Observateur des comportements des consommateurs et de la  distribution alimentaire et professeur de marketing à l’Université de Bourgogne (IAE de Dijon), Marc Filser analyse à chaud l’impact de la Covid-19 sur notre système agroalimentaire.

" Si les consommateurs restent dans la logique du "plus pour moins cher" la relocalisation de l'alimentation sera difficile"
© @DR

Quelles forces et faiblesses de la chaîne agroalimentaire fait apparaître cette crise sanitaire ?

Marc Filser- « La principale force de la chaîne agroalimentaire c’est d’avoir tenu, compte tenu de la brutalité des évolutions de la demande des consommateurs depuis la mise en place du confinement. Il n’y a pas de pénurie. Les distributeurs et les industriels ont globalement réussi à s’adapter. La principale faiblesse que l’on mesure  pleinement aujourd’hui, c’est que depuis une cinquantaine d’années ce système est organisé avec un seul objectif, celui de la minimisation des coûts.
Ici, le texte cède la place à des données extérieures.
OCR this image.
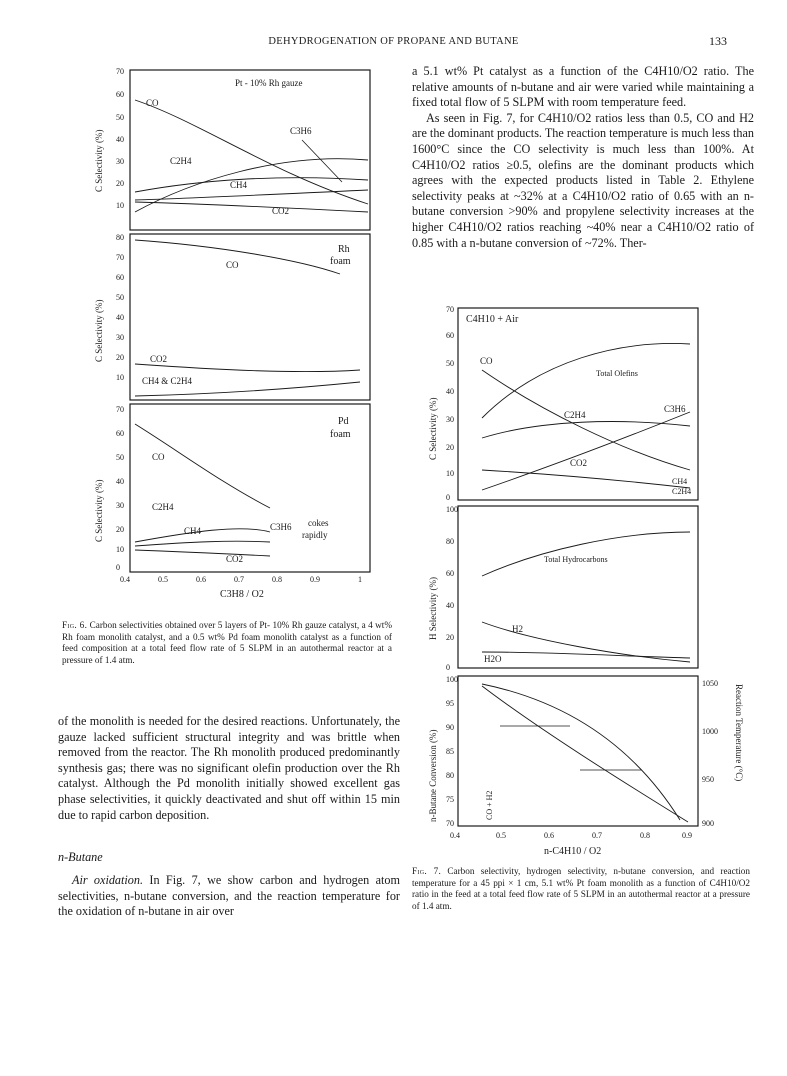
DEHYDROGENATION OF PROPANE AND BUTANE	133

a 5.1 wt% Pt catalyst as a function of the C4H10/O2 ratio. The relative amounts of n-butane and air were varied while maintaining a fixed total flow of 5 SLPM with room temperature feed.

As seen in Fig. 7, for C4H10/O2 ratios less than 0.5, CO and H2 are the dominant products. The reaction temperature is much less than 1600°C since the CO selectivity is much less than 100%. At C4H10/O2 ratios ≥0.5, olefins are the dominant products which agrees with the expected products listed in Table 2. Ethylene selectivity peaks at ~32% at a C4H10/O2 ratio of 0.65 with an n-butane conversion >90% and propylene selectivity increases at the higher C4H10/O2 ratios reaching ~40% near a C4H10/O2 ratio of 0.85 with a n-butane conversion of ~72%. Ther-

70
60
50
40
30
20
10
Pt - 10% Rh gauze
CO
C3H6
C2H4
CH4
CO2
80
70
60
50
40
30
20
10
Rh
foam
CO
CO2
CH4 & C2H4
70
60
50
40
30
20
10
0
Pd
foam
CO
C2H4
CH4	C3H6
CO2
cokes
rapidly
0.4	0.5	0.6	0.7	0.8	0.9	1
C3H8 / O2
C Selectivity (%)
C Selectivity (%)
C Selectivity (%)
Fig. 6. Carbon selectivities obtained over 5 layers of Pt- 10% Rh gauze catalyst, a 4 wt% Rh foam monolith catalyst, and a 0.5 wt% Pd foam monolith catalyst as a function of feed composition at a total feed flow rate of 5 SLPM in an autothermal reactor at a pressure of 1.4 atm.

of the monolith is needed for the desired reactions. Unfortunately, the gauze lacked sufficient structural integrity and was brittle when removed from the reactor. The Rh monolith produced predominantly synthesis gas; there was no significant olefin production over the Rh catalyst. Although the Pd monolith initially showed excellent gas phase selectivities, it quickly deactivated and shut off within 15 min due to rapid carbon deposition.

n-Butane
Air oxidation. In Fig. 7, we show carbon and hydrogen atom selectivities, n-butane conversion, and the reaction temperature for the oxidation of n-butane in air over
70
60
50
40
30
20
10
0
C4H10 + Air
Total Olefins
CO
C2H4
C3H6
CO2
CH4
C2H4
100
80
60
40
20
0
Total Hydrocarbons
H2
H2O
100
95
90
85
80
75
70
1050
1000
950
900
CO + H2
0.4	0.5	0.6	0.7	0.8	0.9
n-C4H10 / O2
C Selectivity (%)
H Selectivity (%)
n-Butane Conversion (%)	Reaction Temperature (°C)
Fig. 7. Carbon selectivity, hydrogen selectivity, n-butane conversion, and reaction temperature for a 45 ppi × 1 cm, 5.1 wt% Pt foam monolith as a function of C4H10/O2 ratio in the feed at a total feed flow rate of 5 SLPM in an autothermal reactor at a pressure of 1.4 atm.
On a massifié à tous les niveaux, notamment les flux logistiques et la production. Pour minimiser encore le coût, on travaille à flux tendu sans stocks intermédiaires, ceux-ci étant assumés par le producteur. S’ajoute le fait que les enseignes ont pris le pouvoir sur leurs fournisseurs, au point d’imposer leurs conditions et dans certaines filières de « tirer » les flux de production en fonction de leurs ventes, notamment des promotions. Cela explique pourquoi la distribution française est l’une des moins chères d’Europe. Mais, le revers de la médaille c’est l’exigence d’une continuité sans faille de cette chaîne. »

Le risque de rupture des approvisionnements alimentaires avait-il été intégré ?

M. F.- « Oui, en partie car la distribution a déjà connu des précédents. Souvenons-nous de la première guerre du Golfe en 1990-1991 pendant laquelle les consommateurs avaient stocké massivement des produits de première nécessité. Plus récemment, il y eut l’épidémie du H1N1, des épisodes de blocage par les routiers, mais jamais d’une telle ampleur. Je ne suis pas sûr que beaucoup avaient envisagé et anticipé une telle situation. »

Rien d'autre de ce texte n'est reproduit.